Have you seen Margot Eccles or Brian Payne cruising downtown sidewalks on their Segways?
It's quite the sight, and a still-novel one considering Eccles and Payne are the only two people I know who have the two-wheelers and use them regularly in the central business district, save the security people at Circle Centre mall.
I went to a meeting Eccles attended on the 29th floor of One American Square and her Segway was parked in the corner of the conference room. Payne came to a meeting at IBJ recently and drove right into our second-floor lobby.
The two regularly blow by security people and concierges, glide onto elevators with everyone else, and head to their destinations in buildings all over the city, getting more than a few curious looks along the way.
If you are downtown, you might also see Bob Whitt riding a Segway. He's head of White River State Park, where a fleet of the personal transportation devices is used to conduct tours. Whitt rides one regularly to cruise the park and make it to downtown meetings and events.
I and a few others from IBJ recently overcame our fear of looking like dorks and took the park tour, with Bob leading the way. We donned those funky-looking helmets, took a brief tutorial, and were off and running.
Bob didn't wear a helmet, by the way, and looked a lot cooler. Well, less dorky is probably a better description.
I don't know what it is, but it's pretty much impossible to look cool when you're on one of those things, which my daughters reminded me of gleefully when I told them about my adventure.
Be that as it may, I'm here to tell you that a ride on a Segway and a tour of the park are well worth the humiliation. You get over it fast because you're having so much fun.
Our tour lasted more than an hour, and we covered about every inch of the park. We cruised through the open mall, around NIFS and across White River on the New York Street bridge and glided through the Promenade behind the zoo.

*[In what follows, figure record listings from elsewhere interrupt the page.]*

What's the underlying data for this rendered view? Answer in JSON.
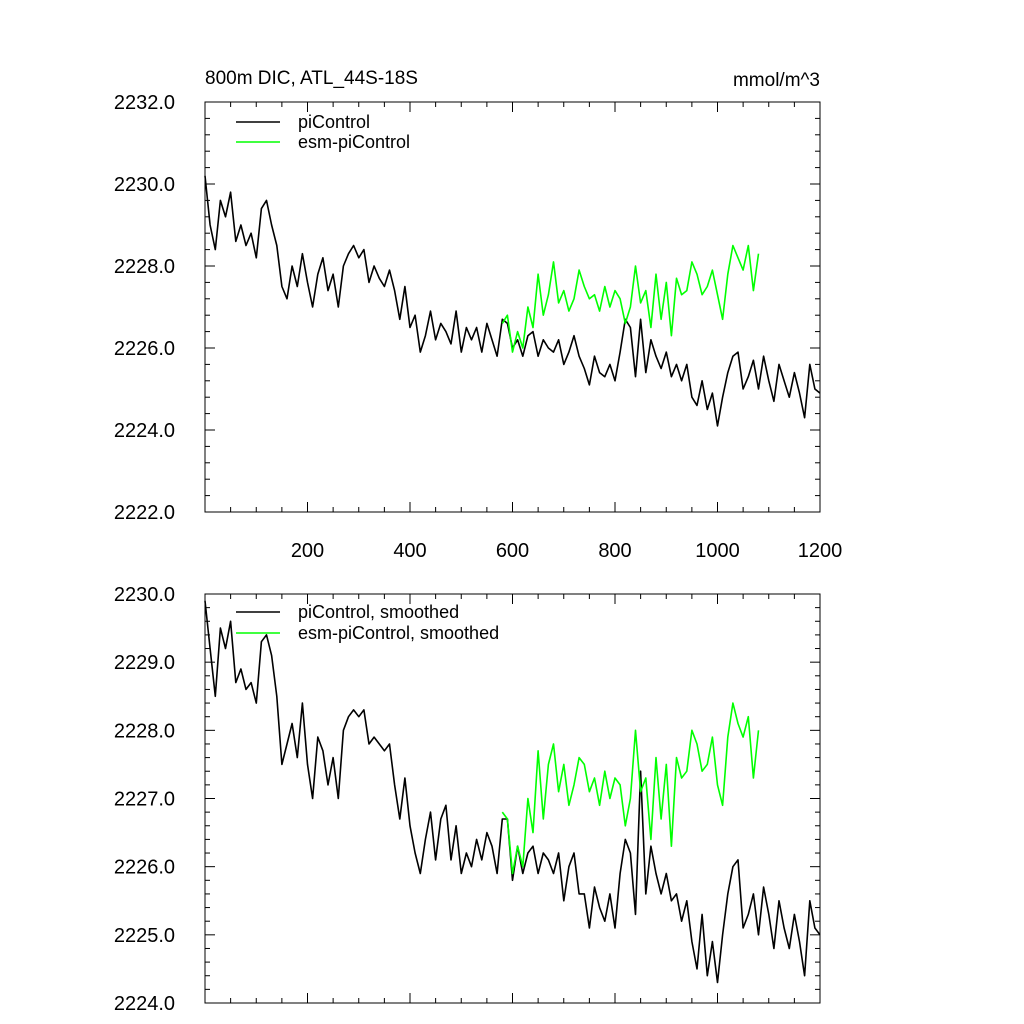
{
  "chart_data": [
    {
      "type": "line",
      "title": "800m DIC, ATL_44S-18S",
      "units": "mmol/m^3",
      "xlim": [
        0,
        1200
      ],
      "ylim": [
        2222.0,
        2232.0
      ],
      "xticks": [
        200,
        400,
        600,
        800,
        1000,
        1200
      ],
      "xtick_labels": [
        "200",
        "400",
        "600",
        "800",
        "1000",
        "1200"
      ],
      "yticks": [
        2222.0,
        2224.0,
        2226.0,
        2228.0,
        2230.0,
        2232.0
      ],
      "ytick_labels": [
        "2222.0",
        "2224.0",
        "2226.0",
        "2228.0",
        "2230.0",
        "2232.0"
      ],
      "legend_position": "top-left",
      "series": [
        {
          "name": "piControl",
          "color": "#000000",
          "x": [
            0,
            10,
            20,
            30,
            40,
            50,
            60,
            70,
            80,
            90,
            100,
            110,
            120,
            130,
            140,
            150,
            160,
            170,
            180,
            190,
            200,
            210,
            220,
            230,
            240,
            250,
            260,
            270,
            280,
            290,
            300,
            310,
            320,
            330,
            340,
            350,
            360,
            370,
            380,
            390,
            400,
            410,
            420,
            430,
            440,
            450,
            460,
            470,
            480,
            490,
            500,
            510,
            520,
            530,
            540,
            550,
            560,
            570,
            580,
            590,
            600,
            610,
            620,
            630,
            640,
            650,
            660,
            670,
            680,
            690,
            700,
            710,
            720,
            730,
            740,
            750,
            760,
            770,
            780,
            790,
            800,
            810,
            820,
            830,
            840,
            850,
            860,
            870,
            880,
            890,
            900,
            910,
            920,
            930,
            940,
            950,
            960,
            970,
            980,
            990,
            1000,
            1010,
            1020,
            1030,
            1040,
            1050,
            1060,
            1070,
            1080,
            1090,
            1100,
            1110,
            1120,
            1130,
            1140,
            1150,
            1160,
            1170,
            1180,
            1190,
            1200
          ],
          "y": [
            2230.2,
            2229.0,
            2228.4,
            2229.6,
            2229.2,
            2229.8,
            2228.6,
            2229.0,
            2228.5,
            2228.8,
            2228.2,
            2229.4,
            2229.6,
            2229.0,
            2228.5,
            2227.5,
            2227.2,
            2228.0,
            2227.5,
            2228.3,
            2227.6,
            2227.0,
            2227.8,
            2228.2,
            2227.4,
            2227.8,
            2227.0,
            2228.0,
            2228.3,
            2228.5,
            2228.2,
            2228.4,
            2227.6,
            2228.0,
            2227.7,
            2227.5,
            2227.9,
            2227.4,
            2226.7,
            2227.5,
            2226.5,
            2226.8,
            2225.9,
            2226.3,
            2226.9,
            2226.2,
            2226.6,
            2226.4,
            2226.1,
            2226.9,
            2225.9,
            2226.5,
            2226.2,
            2226.5,
            2225.9,
            2226.6,
            2226.2,
            2225.8,
            2226.7,
            2226.6,
            2226.0,
            2226.2,
            2225.8,
            2226.3,
            2226.4,
            2225.8,
            2226.2,
            2226.0,
            2225.9,
            2226.2,
            2225.6,
            2225.9,
            2226.3,
            2225.8,
            2225.5,
            2225.1,
            2225.8,
            2225.4,
            2225.3,
            2225.6,
            2225.2,
            2225.9,
            2226.7,
            2226.5,
            2225.3,
            2226.7,
            2225.4,
            2226.2,
            2225.8,
            2225.5,
            2225.9,
            2225.3,
            2225.6,
            2225.2,
            2225.6,
            2224.8,
            2224.6,
            2225.2,
            2224.5,
            2224.9,
            2224.1,
            2224.8,
            2225.4,
            2225.8,
            2225.9,
            2225.0,
            2225.3,
            2225.7,
            2225.0,
            2225.8,
            2225.2,
            2224.7,
            2225.6,
            2225.2,
            2224.8,
            2225.4,
            2224.9,
            2224.3,
            2225.6,
            2225.0,
            2224.9
          ]
        },
        {
          "name": "esm-piControl",
          "color": "#00ff00",
          "x": [
            580,
            590,
            600,
            610,
            620,
            630,
            640,
            650,
            660,
            670,
            680,
            690,
            700,
            710,
            720,
            730,
            740,
            750,
            760,
            770,
            780,
            790,
            800,
            810,
            820,
            830,
            840,
            850,
            860,
            870,
            880,
            890,
            900,
            910,
            920,
            930,
            940,
            950,
            960,
            970,
            980,
            990,
            1000,
            1010,
            1020,
            1030,
            1040,
            1050,
            1060,
            1070,
            1080
          ],
          "y": [
            2226.6,
            2226.8,
            2225.9,
            2226.4,
            2226.0,
            2227.0,
            2226.5,
            2227.8,
            2226.8,
            2227.3,
            2228.1,
            2227.1,
            2227.4,
            2226.9,
            2227.2,
            2227.9,
            2227.5,
            2227.2,
            2227.3,
            2226.9,
            2227.5,
            2227.0,
            2227.4,
            2227.2,
            2226.6,
            2227.0,
            2228.0,
            2227.1,
            2227.4,
            2226.5,
            2227.8,
            2226.7,
            2227.6,
            2226.3,
            2227.7,
            2227.3,
            2227.4,
            2228.1,
            2227.8,
            2227.3,
            2227.5,
            2227.9,
            2227.3,
            2226.7,
            2227.8,
            2228.5,
            2228.2,
            2227.9,
            2228.5,
            2227.4,
            2228.3
          ]
        }
      ]
    },
    {
      "type": "line",
      "xlim": [
        0,
        1200
      ],
      "ylim": [
        2224.0,
        2230.0
      ],
      "xticks": [
        200,
        400,
        600,
        800,
        1000,
        1200
      ],
      "yticks": [
        2224.0,
        2225.0,
        2226.0,
        2227.0,
        2228.0,
        2229.0,
        2230.0
      ],
      "ytick_labels": [
        "2224.0",
        "2225.0",
        "2226.0",
        "2227.0",
        "2228.0",
        "2229.0",
        "2230.0"
      ],
      "legend_position": "top-left",
      "series": [
        {
          "name": "piControl, smoothed",
          "color": "#000000",
          "x": [
            0,
            10,
            20,
            30,
            40,
            50,
            60,
            70,
            80,
            90,
            100,
            110,
            120,
            130,
            140,
            150,
            160,
            170,
            180,
            190,
            200,
            210,
            220,
            230,
            240,
            250,
            260,
            270,
            280,
            290,
            300,
            310,
            320,
            330,
            340,
            350,
            360,
            370,
            380,
            390,
            400,
            410,
            420,
            430,
            440,
            450,
            460,
            470,
            480,
            490,
            500,
            510,
            520,
            530,
            540,
            550,
            560,
            570,
            580,
            590,
            600,
            610,
            620,
            630,
            640,
            650,
            660,
            670,
            680,
            690,
            700,
            710,
            720,
            730,
            740,
            750,
            760,
            770,
            780,
            790,
            800,
            810,
            820,
            830,
            840,
            850,
            860,
            870,
            880,
            890,
            900,
            910,
            920,
            930,
            940,
            950,
            960,
            970,
            980,
            990,
            1000,
            1010,
            1020,
            1030,
            1040,
            1050,
            1060,
            1070,
            1080,
            1090,
            1100,
            1110,
            1120,
            1130,
            1140,
            1150,
            1160,
            1170,
            1180,
            1190,
            1200
          ],
          "y": [
            2229.9,
            2229.2,
            2228.5,
            2229.5,
            2229.2,
            2229.6,
            2228.7,
            2228.9,
            2228.6,
            2228.7,
            2228.4,
            2229.3,
            2229.4,
            2229.1,
            2228.5,
            2227.5,
            2227.8,
            2228.1,
            2227.6,
            2228.4,
            2227.5,
            2227.0,
            2227.9,
            2227.7,
            2227.2,
            2227.6,
            2227.0,
            2228.0,
            2228.2,
            2228.3,
            2228.2,
            2228.3,
            2227.8,
            2227.9,
            2227.8,
            2227.7,
            2227.8,
            2227.2,
            2226.7,
            2227.3,
            2226.6,
            2226.2,
            2225.9,
            2226.4,
            2226.8,
            2226.1,
            2226.7,
            2226.9,
            2226.1,
            2226.6,
            2225.9,
            2226.2,
            2226.0,
            2226.4,
            2226.1,
            2226.5,
            2226.3,
            2225.9,
            2226.7,
            2226.7,
            2225.8,
            2226.3,
            2225.9,
            2226.2,
            2226.3,
            2225.9,
            2226.2,
            2226.1,
            2225.9,
            2226.2,
            2225.5,
            2226.0,
            2226.2,
            2225.6,
            2225.6,
            2225.1,
            2225.7,
            2225.4,
            2225.2,
            2225.6,
            2225.1,
            2225.9,
            2226.4,
            2226.2,
            2225.3,
            2227.4,
            2225.6,
            2226.3,
            2225.9,
            2225.6,
            2225.9,
            2225.5,
            2225.6,
            2225.2,
            2225.5,
            2224.9,
            2224.5,
            2225.3,
            2224.4,
            2224.9,
            2224.3,
            2225.0,
            2225.6,
            2226.0,
            2226.1,
            2225.1,
            2225.3,
            2225.6,
            2225.0,
            2225.7,
            2225.3,
            2224.8,
            2225.5,
            2225.1,
            2224.8,
            2225.3,
            2224.9,
            2224.4,
            2225.5,
            2225.1,
            2225.0
          ]
        },
        {
          "name": "esm-piControl, smoothed",
          "color": "#00ff00",
          "x": [
            580,
            590,
            600,
            610,
            620,
            630,
            640,
            650,
            660,
            670,
            680,
            690,
            700,
            710,
            720,
            730,
            740,
            750,
            760,
            770,
            780,
            790,
            800,
            810,
            820,
            830,
            840,
            850,
            860,
            870,
            880,
            890,
            900,
            910,
            920,
            930,
            940,
            950,
            960,
            970,
            980,
            990,
            1000,
            1010,
            1020,
            1030,
            1040,
            1050,
            1060,
            1070,
            1080
          ],
          "y": [
            2226.8,
            2226.7,
            2225.9,
            2226.3,
            2226.0,
            2227.0,
            2226.5,
            2227.7,
            2226.7,
            2227.5,
            2227.8,
            2227.1,
            2227.5,
            2226.9,
            2227.2,
            2227.6,
            2227.5,
            2227.1,
            2227.3,
            2226.9,
            2227.4,
            2227.0,
            2227.3,
            2227.2,
            2226.6,
            2227.0,
            2228.0,
            2227.1,
            2227.3,
            2226.4,
            2227.6,
            2226.7,
            2227.5,
            2226.3,
            2227.6,
            2227.3,
            2227.4,
            2228.0,
            2227.8,
            2227.4,
            2227.5,
            2227.9,
            2227.2,
            2226.9,
            2227.9,
            2228.4,
            2228.1,
            2227.9,
            2228.2,
            2227.3,
            2228.0
          ]
        }
      ]
    }
  ]
}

We came back over the river on the Washington Street pedestrian bridge, went down behind the NCAA and the Indiana State and Eiteljorg museums, and headed north along the canal all the way to Buggs Temple and back.
Whitt was an expert tour guide and darn good on that Segway. He couldn't resist the urge to hot dog a little near the end of our journey when he slalomed in and out of a group of building columns.
While none of the rest of us could perform at that level, we were all quite comfortable on our machines. After the two- to three-minute instructional lecture and a demonstration from the guide, we were fine. Most otherwisecapable people will have no problem riding a Segway.
The "two-wheeled, battery-powered personal conveyances" and tours at the park ($45 a head) are provided by Segway of Indiana, the state's only dealership. If you want to own one, you're talking about $5,000. You can see them up close and personal at SI's Broad Ripple showroom.
Whitt tells me the tourist business is growing nicely, but that corporations have also started to use the park tour on Segways as an outing and bonding experience for employees and management teams.
Not only does a tour show off one of the city's premier assets, but it also gives participants a unique experience in which they've learned a new skill, and they've done it together. They've also been seen in public together looking like dorks! What could be more bonding than that?
I liked it so much, an IBJ management outing is already on the agenda.